Burgess reflected, “In Oklahoma, without a doubt, the biggest missing piece is transparency. More governments and agencies need to consider this part of their primary mission. Informing citizens of what you are doing, why you are doing it, and how much it will cost is a cornerstone function in a representative government. However, having your documents easily accessible is only the first step. As they should, information often prompts conversation and questions. Government must therefore be ready and available to address that.”

Burgess said he is a fan of online information offered by the City of Manor, Texas, which “offers a good deal of information online but then follows up with website dedicated to getting feedback and ideas from citizens. If you are going to make the effort to educate your citizens, make the effort to get and listen to their feedback. Each government needs to take a hard look at how they are leveraging technology to make themselves more open, accessible, and efficient.”

Burgess said, “Oklahoma is really near the front of the pack at the state level. Thanks to some of the recent legislation, Oklahoma has been starting to make the news nationally in how we are using state policy to enact some real Gov 2.0 ideas. Certainly some states are farther ahead in applying some of these concepts but Oklahomans should be proud that we are quickly catching up.”

This week’s upbeat assessment from Rep. Miller came at the ALEC gathering, where nearly 1,500 state legislators, policy experts, and private-sector leaders from across the U.S. attended three days of intensive discussions on the critical issues facing the states and the nation.

ALEC characterizes itself as advocating “common sense, free markets, and federalism.” The San Diego sessions continuing through Sunday (August 8) feature Gov. Rick Perry of Texas; former U.S. Sen. Norm Coleman (R-MN); Randall Stephenson, President and CEO of AT&T; Greg Babe, President and CEO of Bayer Corporation; John Fund, columnist at The Wall Street Journal; Scott Rasmussen, President of Rasmussen Reports; Ed Royce, Representative from California; Lynn Salo, VP Allergan Medical US Breast Aesthetics Division; and Cal Thomas, syndicated columnist.

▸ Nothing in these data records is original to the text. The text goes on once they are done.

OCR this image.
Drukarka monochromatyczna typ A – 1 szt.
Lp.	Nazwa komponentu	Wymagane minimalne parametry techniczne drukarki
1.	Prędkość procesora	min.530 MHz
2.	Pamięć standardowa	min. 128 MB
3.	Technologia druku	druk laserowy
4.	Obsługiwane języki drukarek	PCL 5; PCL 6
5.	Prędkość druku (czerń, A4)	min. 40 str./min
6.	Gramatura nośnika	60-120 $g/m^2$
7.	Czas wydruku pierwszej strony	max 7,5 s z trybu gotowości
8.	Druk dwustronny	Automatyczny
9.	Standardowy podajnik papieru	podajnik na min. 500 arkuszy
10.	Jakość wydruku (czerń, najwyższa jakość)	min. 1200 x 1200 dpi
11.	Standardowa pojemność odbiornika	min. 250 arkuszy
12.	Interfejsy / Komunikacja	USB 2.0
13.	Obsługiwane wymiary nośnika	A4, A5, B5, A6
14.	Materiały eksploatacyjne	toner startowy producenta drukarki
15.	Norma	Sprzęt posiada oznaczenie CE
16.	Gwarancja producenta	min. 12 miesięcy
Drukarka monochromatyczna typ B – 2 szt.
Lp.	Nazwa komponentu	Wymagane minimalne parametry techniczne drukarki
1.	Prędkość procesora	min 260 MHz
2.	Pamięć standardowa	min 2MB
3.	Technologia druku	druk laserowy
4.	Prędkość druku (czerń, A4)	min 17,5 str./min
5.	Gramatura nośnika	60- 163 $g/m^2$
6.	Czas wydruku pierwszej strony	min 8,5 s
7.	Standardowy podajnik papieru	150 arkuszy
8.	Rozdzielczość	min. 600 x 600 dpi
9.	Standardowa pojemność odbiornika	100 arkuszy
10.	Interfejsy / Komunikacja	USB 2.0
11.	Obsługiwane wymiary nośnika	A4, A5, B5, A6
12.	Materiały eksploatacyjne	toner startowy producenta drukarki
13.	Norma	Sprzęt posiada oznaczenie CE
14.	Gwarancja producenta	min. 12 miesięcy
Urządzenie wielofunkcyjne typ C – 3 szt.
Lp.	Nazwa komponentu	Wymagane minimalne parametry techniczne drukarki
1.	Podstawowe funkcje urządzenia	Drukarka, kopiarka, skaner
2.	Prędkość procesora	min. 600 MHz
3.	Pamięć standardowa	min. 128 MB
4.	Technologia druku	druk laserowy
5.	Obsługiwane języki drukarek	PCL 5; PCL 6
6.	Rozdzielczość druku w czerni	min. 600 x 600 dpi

ALEC works through nine Task Forces, which include Health and Human Services; Energy, Environment, and Agriculture; Education; Tax and Fiscal Policy; Public Safety and Elections; Civil Justice; Commerce, Insurance, and Economic Development; Telecommunications and Information Technology; and International Relations. Each year, state legislatures consider close to 1,000 bills that are based, at least in part, on ALEC Model Legislation. Hundreds of these bills are enacted every year.

NOTE: Editor Patrick B. McGuigan contributed to this report.